Background: A preliminary relationship between ORR and OS was established, using MBMA, for chemotherapy, pembrolizumab, and nivolumab in mNSCLC. However, this relationship was not precisely quantified across the broader PD-(L)1 landscape or across patient groups with different population characteristics. Oncology trials are prone to cross-study heterogeneity from multiple sources, including varying trial designs, diverse patients with numerous treatment options, and different prior therapies. MBMA may quantify distinct treatment effects, account for explained and unexplained variability and investigate the correlation between ORR and survival. Also, once developed, MBMA allows for indirect comparisons between compounds and predictions of future trial outcomes.

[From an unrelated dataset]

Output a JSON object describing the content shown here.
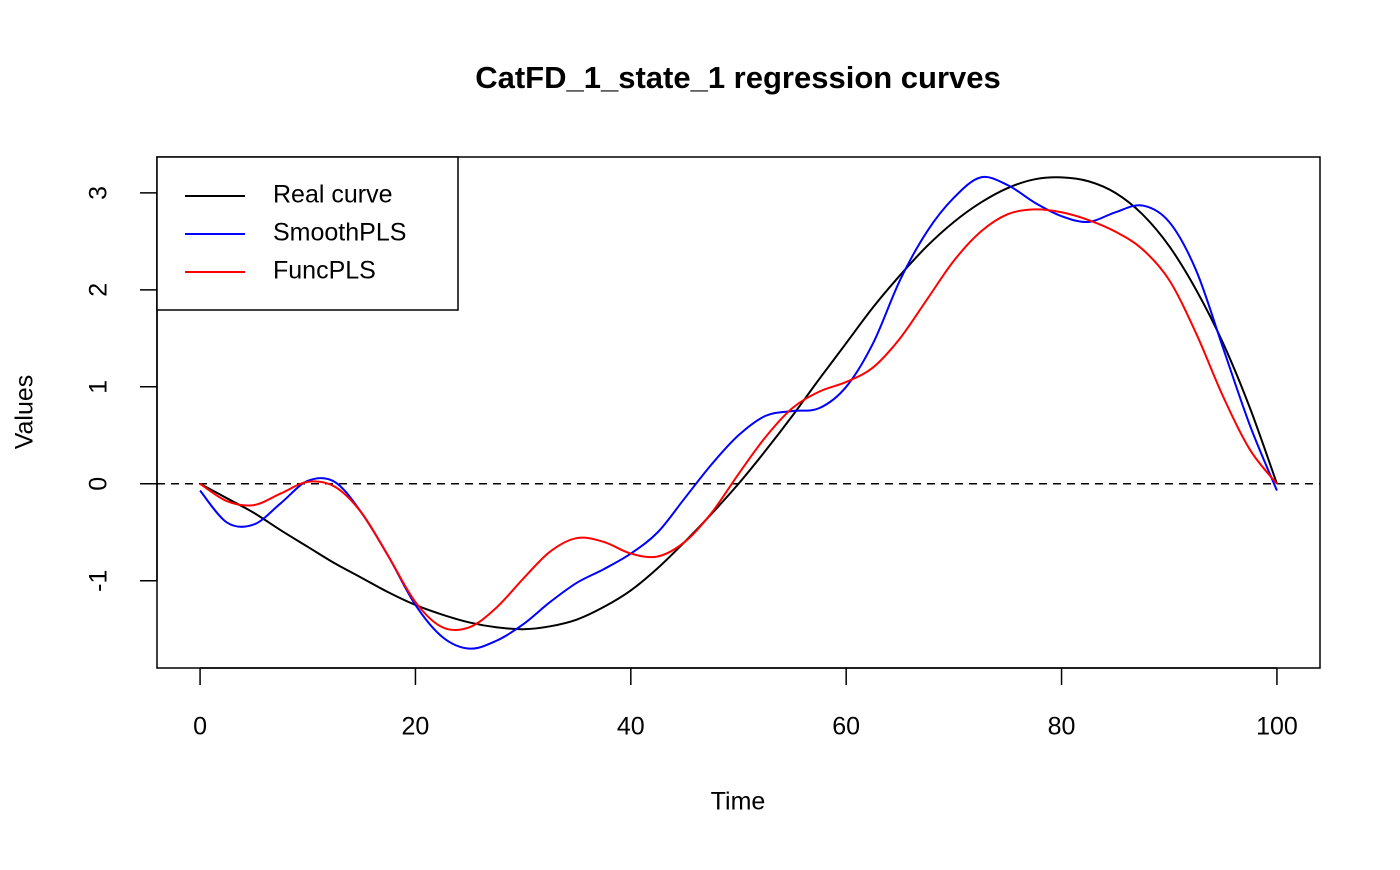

Methods: MBMA with mixed-effects logistic regression was applied to quantify treatment-specific and covariate effects on ORR. MBMA with semi-parametric longitudinal mixed-effects models of PFS and OS (Kaplan–Meier curves) were developed as a function of observed ORR and other influential factors. Non-parametric reference survival curves described the baseline hazard and covariates were added using the proportional hazard assumption. Key treatments were immune checkpoint inhibitors as monotherapy and in combinations. Model-based head-to-head trials were simulated to predict hazard ratios for PD-1 vs PD-L1 inhibitors.

Results: Data comprised ≥36 treatments from ≥90 studies. Significant ORR-PFS and ORR-OS correlations were established for each general treatment type. After including significant factors of treatment line (higher ORR for earlier lines), mean PD-L1 expression (higher ORR for higher expression if PD-(L)1-treated), and ECOG Performance Status (PS) (longer PFS/OS for higher proportion of PS=0), between-trial variability remained high. Consistent trends in simulated PFS HR and OS HR favoring PD-1 over PD-L1 (alone or with chemotherapy) were found, but none were statistically significant.

Conclusion: ORR is significantly correlated with PFS and OS in mNSCLC. This work promotes evidence-based decision-making for late-stage trial designs by using earlier phase ORR data. It enables accurate benchmarking of emerging data by adjusting for known and unknown variability in existing and emerging data.